Hepburn Act-named for Rep. William Hepburn of Iowa; magnified the powers of The Elkins Act of 1903; gave the ICC (Interstate Commerce Commission) authority to enforce the law (whereas before only the courts could enforce the regulations) and allowed the ICC to set fair and reasonable rates; also stopped giving free passes except to railroad workers and created bookkeeping methods for them to be held accountable; were required to submit annual reports to the ICC; President Theodore Roosevelt said it improved government regulation of the industry and was a way to stop them from forming monopolies, which in turn, gave government ownership of the railroads.
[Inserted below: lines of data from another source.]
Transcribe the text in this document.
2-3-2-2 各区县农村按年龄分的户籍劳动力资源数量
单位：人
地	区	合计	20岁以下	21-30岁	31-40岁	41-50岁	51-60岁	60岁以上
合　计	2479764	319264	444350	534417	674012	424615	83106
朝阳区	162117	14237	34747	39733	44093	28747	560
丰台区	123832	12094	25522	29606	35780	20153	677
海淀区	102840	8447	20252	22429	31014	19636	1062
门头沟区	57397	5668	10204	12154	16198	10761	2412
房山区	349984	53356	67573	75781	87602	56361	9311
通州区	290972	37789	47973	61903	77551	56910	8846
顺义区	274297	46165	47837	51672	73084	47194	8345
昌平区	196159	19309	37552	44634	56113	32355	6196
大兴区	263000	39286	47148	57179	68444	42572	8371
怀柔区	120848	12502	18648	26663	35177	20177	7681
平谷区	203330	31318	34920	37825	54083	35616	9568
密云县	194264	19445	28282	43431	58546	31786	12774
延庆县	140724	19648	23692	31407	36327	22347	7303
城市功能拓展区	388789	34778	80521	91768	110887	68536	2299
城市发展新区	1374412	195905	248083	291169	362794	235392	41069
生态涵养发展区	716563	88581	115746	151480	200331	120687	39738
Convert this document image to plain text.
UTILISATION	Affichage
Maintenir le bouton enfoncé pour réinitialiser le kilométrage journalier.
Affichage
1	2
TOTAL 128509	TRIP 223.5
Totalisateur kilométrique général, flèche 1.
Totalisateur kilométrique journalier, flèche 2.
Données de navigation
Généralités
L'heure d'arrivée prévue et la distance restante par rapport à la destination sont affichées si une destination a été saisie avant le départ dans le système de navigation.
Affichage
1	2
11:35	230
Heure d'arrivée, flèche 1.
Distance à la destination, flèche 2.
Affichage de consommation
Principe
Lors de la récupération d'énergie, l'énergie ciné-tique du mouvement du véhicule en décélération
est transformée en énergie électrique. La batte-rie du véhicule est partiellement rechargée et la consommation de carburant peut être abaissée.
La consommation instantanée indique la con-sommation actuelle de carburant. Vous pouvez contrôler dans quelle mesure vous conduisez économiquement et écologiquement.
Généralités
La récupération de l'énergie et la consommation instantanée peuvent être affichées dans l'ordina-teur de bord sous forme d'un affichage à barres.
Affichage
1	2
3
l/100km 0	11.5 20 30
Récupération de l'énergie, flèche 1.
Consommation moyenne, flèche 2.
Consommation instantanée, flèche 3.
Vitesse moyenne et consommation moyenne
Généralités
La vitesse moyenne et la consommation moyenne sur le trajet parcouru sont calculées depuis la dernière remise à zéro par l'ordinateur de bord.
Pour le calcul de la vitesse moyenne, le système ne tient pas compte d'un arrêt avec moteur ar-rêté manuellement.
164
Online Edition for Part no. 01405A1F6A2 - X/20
Department of Commerce and Labor- President Theodore Roosevelt established this in 1903, with the support of Republicans in Congress (and well-known businessmen); was to investigate business practices, verify fair trade, focus on labor issues, and assist commerce; in 1913 President William Howard Taft signed legislature that split the Commerce & Labor into two separate departments.